Avril Lavigne szczerze o swojej chorobie. "To był najgorszy czas w moim życiu!"
Avril Lavigne (30 l.) musiała zmierzyć się z ciężką chorobą! Nikt nie potrafił jej pomóc!
Mimo iż od zdiagnozowania przypadłości minął ponad rok, piosenkarka nadal bardzo przeżywa ten trudny czas.
U wokalistki stwierdzono boreliozę - chorobę przenoszoną głównie przez kleszcze.
Jednak zanim postawiono trafną diagnozę, piosenkarka tułała się od lekarza do lekarza.
Żaden z nich nie potrafił stwierdzić, co dolega gwieździe muzyki pop.
Lavigne postanowiła odsłonić kulisy swojej choroby w programie śniadaniowym "Good Morning America".
"Różni lekarze pytali mnie, dlaczego nie spróbuję po prostu wstać z łóżka i grać na pianinie. Inni sugerowali, że mam depresję lub syndrom chronicznego zmęczenia" - opowiadała przez łzy piosenkarka.
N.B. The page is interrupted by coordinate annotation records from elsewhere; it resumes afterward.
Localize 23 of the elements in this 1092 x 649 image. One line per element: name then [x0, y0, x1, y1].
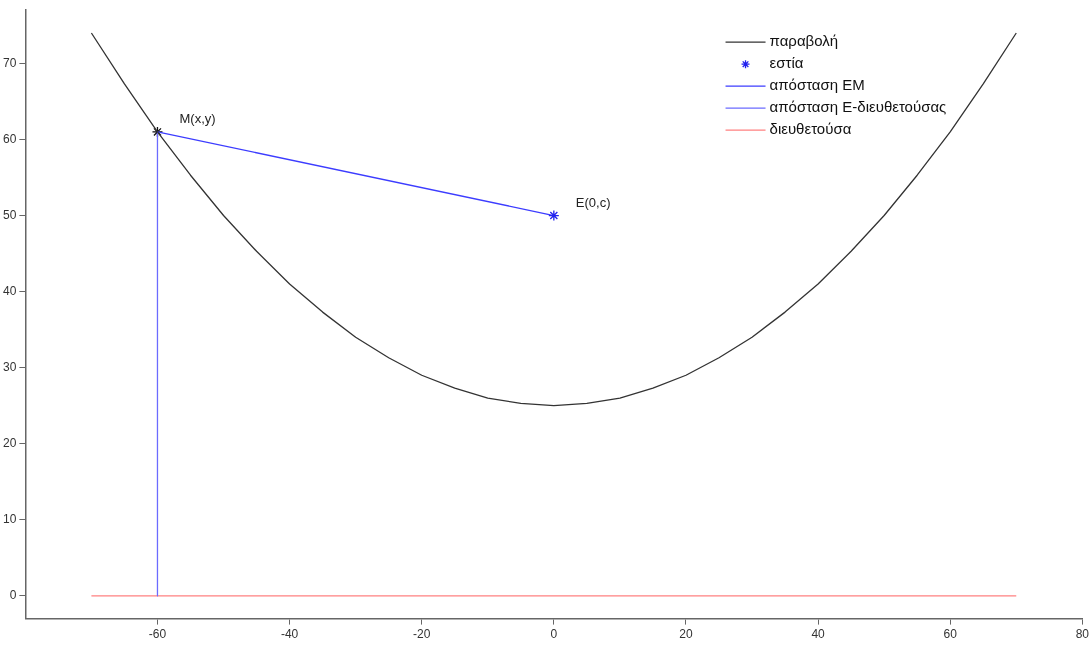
x-tick-label: 80	[1075, 627, 1090, 642]
legend-label: απόσταση Ε-διευθετούσας	[769, 98, 947, 116]
x-tick-label: 60	[943, 627, 958, 642]
x-tick-label: 0	[550, 627, 558, 642]
x-tick-label: -40	[280, 627, 299, 642]
legend-label: διευθετούσα	[769, 120, 852, 138]
annotation: E(0,c)	[575, 194, 611, 210]
x-tick-label: -60	[148, 627, 167, 642]
legend-label: εστία	[769, 54, 804, 72]
x-tick-label: 40	[811, 627, 826, 642]
legend-label: απόσταση ΕΜ	[769, 76, 865, 94]
y-tick-label: 20	[2, 436, 17, 450]
annotation: M(x,y)	[179, 110, 216, 126]
y-tick-label: 50	[2, 207, 17, 222]
y-tick-label: 0	[9, 588, 17, 603]
legend-label: παραβολή	[769, 32, 839, 50]
y-tick-label: 70	[2, 55, 17, 70]
x-tick-label: -20	[413, 627, 431, 642]
y-tick-label: 10	[2, 512, 17, 527]
x-tick-label: 20	[679, 627, 693, 642]
y-tick-label: 40	[2, 283, 17, 298]
y-tick-label: 60	[2, 131, 17, 146]
y-tick-label: 30	[2, 359, 17, 374]
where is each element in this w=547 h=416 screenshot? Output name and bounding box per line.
Avril Lavigne podkreśliła, że borelioza to podstępna choroba.
Często lekarze nie potrafią jej prawidłowo zdiagnozować.
Artystka sama próbowała znaleźć odpowiedź na to, dlaczego czuje się coraz gorzej.
Sprawdzała występujące u niej symptomy.
W końcu znalazła specjalistów, którzy odkryli, co tak naprawdę jej dolega.
Jak zapewnia piosenkarka, teraz czuje się już znacznie lepiej.
Wciąż jednak pozostaje pod opieką specjalistów.
Przypomnijmy, że borelioza objawia się m.in. gorączką, bólem głowy i ogólnym osłabieniem.
Dlatego tak łatwo pomylić ją ze zwykłą grypą!
Artystce życzymy szybkiego powrotu do zdrowia!